Update, 7:35 p.m. ET: Intel told Ars Technica that it’s possible for both Intel and AMD platforms to update Arc GPU firmware, and that Intel’s management engine isn’t actually required for firmware updates. .
“Intel Arc products do not require the host CSME to update Arc firmware,” an Intel spokesperson told Ars. “Firmware updates will work on both AMD and Intel platforms. Arc products have their own graphical security check for firmware updates and leverage existing Intel technology like the HECI interface protocol to implement the firmware update flow.”
A follow-up to Richard Hughes, the developer who originally discovered the limitation, said another user told him that a “GSC device using HECI shows up in Windows” when an Arc GPU is installed, which should allow updates on x86 devices. We confirmed this ourselves on a Windows PC with an Arc GPU installed and saw Intel’s GSC firmware interface listed in device manager, which should work the same on both Intel and AMD since it is part of the GPU itself. (How and if it will work on x86 Linux is something we can’t confirm at this point.)
Non-x86 platforms, including those based on IBM’s Arm processors and Power architecture, may still not be able to update Arc GPU firmware. But the vast majority of consumer-facing gaming GPUs won’t end up in these systems, which makes this firmware update issue something that will hardly affect anyone.
Original story: In our review of Intel’s Arc GPUs, we were generally impressed with their performance for the price, especially as a first-gen product. But buyers have plenty of potential caveats to consider, including unstable drivers, inconsistent performance, and a few weird issues that you need to dig into your computer’s BIOS settings to fix.

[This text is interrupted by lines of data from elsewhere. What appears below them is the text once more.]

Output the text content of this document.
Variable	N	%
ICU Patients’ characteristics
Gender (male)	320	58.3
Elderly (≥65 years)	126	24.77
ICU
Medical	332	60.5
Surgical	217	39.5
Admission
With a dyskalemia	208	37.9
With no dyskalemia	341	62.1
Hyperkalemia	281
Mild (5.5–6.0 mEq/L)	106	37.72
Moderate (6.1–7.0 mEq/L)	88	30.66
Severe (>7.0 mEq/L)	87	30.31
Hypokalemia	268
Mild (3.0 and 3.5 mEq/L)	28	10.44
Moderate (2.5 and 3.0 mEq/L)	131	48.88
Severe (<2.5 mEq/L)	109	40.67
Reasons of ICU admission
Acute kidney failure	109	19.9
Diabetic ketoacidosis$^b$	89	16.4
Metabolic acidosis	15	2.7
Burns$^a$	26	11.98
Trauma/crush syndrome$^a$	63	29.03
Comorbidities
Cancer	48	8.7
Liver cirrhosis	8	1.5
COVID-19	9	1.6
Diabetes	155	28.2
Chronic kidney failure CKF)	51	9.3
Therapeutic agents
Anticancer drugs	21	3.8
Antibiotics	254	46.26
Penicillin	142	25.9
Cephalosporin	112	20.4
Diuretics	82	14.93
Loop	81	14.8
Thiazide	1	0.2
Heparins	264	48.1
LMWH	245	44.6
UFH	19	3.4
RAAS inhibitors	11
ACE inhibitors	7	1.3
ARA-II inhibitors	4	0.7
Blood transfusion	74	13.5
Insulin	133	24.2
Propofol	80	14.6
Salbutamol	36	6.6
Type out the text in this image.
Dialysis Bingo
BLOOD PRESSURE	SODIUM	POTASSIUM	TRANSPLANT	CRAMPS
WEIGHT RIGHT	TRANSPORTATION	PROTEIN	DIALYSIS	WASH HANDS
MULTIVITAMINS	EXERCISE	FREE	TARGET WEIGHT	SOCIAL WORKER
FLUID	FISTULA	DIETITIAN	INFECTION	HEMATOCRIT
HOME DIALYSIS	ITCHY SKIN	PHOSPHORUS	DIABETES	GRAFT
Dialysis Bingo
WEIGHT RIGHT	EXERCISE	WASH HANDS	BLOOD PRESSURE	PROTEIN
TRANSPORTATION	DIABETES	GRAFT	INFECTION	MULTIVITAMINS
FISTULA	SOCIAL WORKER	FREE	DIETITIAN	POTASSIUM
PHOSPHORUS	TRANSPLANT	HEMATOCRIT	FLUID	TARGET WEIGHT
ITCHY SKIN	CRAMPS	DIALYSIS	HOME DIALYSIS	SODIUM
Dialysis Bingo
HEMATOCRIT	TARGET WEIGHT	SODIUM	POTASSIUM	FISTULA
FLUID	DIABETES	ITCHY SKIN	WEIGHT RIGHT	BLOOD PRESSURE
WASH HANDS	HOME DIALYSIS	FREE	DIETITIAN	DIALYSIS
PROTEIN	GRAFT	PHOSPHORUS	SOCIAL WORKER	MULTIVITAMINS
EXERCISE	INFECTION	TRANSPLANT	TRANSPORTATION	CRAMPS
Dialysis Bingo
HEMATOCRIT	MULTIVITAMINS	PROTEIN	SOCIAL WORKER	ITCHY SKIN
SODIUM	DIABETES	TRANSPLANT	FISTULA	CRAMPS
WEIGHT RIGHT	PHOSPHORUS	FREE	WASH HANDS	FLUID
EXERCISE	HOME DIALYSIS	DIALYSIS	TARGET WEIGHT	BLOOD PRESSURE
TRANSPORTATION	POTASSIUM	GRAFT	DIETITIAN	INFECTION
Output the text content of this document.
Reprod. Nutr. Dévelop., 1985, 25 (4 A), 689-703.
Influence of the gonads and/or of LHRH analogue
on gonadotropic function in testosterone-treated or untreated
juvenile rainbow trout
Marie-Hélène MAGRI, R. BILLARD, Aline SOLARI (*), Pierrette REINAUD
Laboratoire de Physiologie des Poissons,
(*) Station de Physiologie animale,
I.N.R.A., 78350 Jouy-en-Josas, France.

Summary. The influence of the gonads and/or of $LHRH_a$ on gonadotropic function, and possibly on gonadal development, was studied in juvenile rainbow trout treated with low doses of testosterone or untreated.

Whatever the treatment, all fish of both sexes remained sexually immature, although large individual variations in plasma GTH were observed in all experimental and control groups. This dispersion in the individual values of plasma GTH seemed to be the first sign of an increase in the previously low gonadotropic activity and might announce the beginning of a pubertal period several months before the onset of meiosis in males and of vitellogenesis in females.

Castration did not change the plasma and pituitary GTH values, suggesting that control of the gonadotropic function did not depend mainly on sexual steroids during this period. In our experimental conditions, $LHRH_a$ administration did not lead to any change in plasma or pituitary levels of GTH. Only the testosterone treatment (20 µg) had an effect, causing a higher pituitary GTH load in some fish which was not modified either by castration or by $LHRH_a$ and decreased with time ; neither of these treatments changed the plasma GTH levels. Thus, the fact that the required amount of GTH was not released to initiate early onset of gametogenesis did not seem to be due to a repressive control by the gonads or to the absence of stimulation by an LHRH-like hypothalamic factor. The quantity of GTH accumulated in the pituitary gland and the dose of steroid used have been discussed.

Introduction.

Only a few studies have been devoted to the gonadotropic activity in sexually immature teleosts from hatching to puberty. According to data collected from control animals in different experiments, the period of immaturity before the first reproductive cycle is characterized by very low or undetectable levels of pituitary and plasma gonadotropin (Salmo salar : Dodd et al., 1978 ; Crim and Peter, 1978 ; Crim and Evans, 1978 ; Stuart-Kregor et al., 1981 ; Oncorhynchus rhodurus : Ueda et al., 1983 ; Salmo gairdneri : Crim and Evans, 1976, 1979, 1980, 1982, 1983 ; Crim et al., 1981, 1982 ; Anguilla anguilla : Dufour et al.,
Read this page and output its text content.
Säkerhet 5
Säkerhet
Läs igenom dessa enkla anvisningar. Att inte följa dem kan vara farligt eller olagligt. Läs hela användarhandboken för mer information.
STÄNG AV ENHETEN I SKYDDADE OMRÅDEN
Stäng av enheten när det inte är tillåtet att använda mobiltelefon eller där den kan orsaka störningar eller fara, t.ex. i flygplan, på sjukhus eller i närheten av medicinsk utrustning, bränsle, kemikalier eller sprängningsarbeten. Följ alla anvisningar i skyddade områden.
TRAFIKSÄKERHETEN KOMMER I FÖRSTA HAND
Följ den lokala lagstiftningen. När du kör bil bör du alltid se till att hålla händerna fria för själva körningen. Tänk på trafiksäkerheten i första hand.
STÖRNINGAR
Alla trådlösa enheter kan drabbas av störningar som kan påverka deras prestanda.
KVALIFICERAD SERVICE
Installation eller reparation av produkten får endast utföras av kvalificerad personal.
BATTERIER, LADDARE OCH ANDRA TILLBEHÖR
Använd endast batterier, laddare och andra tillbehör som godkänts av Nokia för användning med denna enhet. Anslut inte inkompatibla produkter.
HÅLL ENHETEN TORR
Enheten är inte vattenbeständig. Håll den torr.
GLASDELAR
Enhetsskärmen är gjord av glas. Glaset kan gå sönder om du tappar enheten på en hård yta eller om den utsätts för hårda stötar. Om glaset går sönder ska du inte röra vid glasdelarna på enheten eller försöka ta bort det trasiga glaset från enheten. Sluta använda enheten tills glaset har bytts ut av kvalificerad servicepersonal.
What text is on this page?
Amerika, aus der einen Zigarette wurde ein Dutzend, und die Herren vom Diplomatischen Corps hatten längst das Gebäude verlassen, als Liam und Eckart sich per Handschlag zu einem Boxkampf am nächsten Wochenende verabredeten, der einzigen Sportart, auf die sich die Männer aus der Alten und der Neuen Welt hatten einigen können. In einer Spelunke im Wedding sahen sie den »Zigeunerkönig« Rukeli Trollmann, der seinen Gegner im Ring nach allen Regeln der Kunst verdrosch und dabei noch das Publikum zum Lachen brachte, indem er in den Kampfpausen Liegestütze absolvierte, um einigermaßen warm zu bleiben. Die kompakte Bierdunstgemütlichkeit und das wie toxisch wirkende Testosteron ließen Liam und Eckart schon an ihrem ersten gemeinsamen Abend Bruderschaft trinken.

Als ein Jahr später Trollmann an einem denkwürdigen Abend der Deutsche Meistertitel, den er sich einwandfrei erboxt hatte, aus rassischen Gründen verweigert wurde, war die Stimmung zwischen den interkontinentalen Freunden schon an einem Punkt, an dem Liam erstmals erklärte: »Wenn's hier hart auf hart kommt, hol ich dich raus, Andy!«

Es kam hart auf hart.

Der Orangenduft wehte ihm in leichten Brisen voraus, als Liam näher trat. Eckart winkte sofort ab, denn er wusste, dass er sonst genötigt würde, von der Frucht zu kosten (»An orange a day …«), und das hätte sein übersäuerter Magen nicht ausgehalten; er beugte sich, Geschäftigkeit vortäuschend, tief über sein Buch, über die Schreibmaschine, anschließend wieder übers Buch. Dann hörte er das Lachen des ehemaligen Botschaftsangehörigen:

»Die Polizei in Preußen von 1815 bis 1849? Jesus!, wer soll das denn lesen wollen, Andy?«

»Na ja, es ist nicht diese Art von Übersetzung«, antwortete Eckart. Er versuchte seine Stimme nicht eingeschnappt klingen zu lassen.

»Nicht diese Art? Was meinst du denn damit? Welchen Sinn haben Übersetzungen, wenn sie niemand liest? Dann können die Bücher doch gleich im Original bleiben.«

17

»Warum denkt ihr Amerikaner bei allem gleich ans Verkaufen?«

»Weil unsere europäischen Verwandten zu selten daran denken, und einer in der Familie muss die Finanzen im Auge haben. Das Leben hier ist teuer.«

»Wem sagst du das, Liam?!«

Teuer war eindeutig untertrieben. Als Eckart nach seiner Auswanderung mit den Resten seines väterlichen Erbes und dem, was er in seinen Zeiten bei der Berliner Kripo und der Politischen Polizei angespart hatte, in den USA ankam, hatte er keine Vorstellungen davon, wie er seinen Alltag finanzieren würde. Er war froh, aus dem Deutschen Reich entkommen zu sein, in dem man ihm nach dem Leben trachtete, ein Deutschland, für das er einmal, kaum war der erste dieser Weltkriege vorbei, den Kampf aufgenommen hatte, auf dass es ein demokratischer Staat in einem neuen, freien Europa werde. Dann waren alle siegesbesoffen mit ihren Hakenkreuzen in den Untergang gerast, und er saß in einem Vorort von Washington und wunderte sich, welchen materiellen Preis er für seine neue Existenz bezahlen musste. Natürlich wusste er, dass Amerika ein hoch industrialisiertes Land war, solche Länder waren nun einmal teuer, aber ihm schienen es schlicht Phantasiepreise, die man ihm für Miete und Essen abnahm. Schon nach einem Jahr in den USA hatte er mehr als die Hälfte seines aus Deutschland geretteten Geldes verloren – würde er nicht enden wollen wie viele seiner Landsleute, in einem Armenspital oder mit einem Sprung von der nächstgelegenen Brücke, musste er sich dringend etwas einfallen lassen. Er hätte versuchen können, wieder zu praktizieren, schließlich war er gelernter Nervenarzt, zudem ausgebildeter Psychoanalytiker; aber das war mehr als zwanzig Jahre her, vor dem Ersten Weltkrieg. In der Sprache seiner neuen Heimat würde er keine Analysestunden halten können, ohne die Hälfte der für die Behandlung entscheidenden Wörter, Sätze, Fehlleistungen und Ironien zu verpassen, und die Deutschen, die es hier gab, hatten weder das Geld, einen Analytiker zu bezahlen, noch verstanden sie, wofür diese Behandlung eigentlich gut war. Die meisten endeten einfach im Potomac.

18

Linux devs working on Arc support seem to have discovered another oddity regarding maps. According developer Richard Hughes (as reported by Phoronix), firmware updating on Arc GPUs seems to be handled by the Intel Management Engine, a small microcontroller that is only included in PCs with Intel processors. Hughes encountered the issue specifically in the context of IBM’s POWER CPU architecture, but it appears to make firmware updates impossible on any non-Intel platform, including those based on AMD or Arm processors.
Fortunately, these types of GPU firmware updates don’t happen very often, and when they do do happens, it’s usually to fix a specific obscure problem or add minor features – using a GPU with outdated firmware isn’t the end of the world. On the other hand, if ever a GPU were to need significant firmware updates somewhere down the line would be this first generation of Arc cards, which are Intel’s first widely released dedicated GPUs and have already proven exceptionally rough around the edges in many other ways.
We’ve contacted Intel to ask if they plan to change the way Arc firmware updates are installed, and we’ll update this article if we receive a response.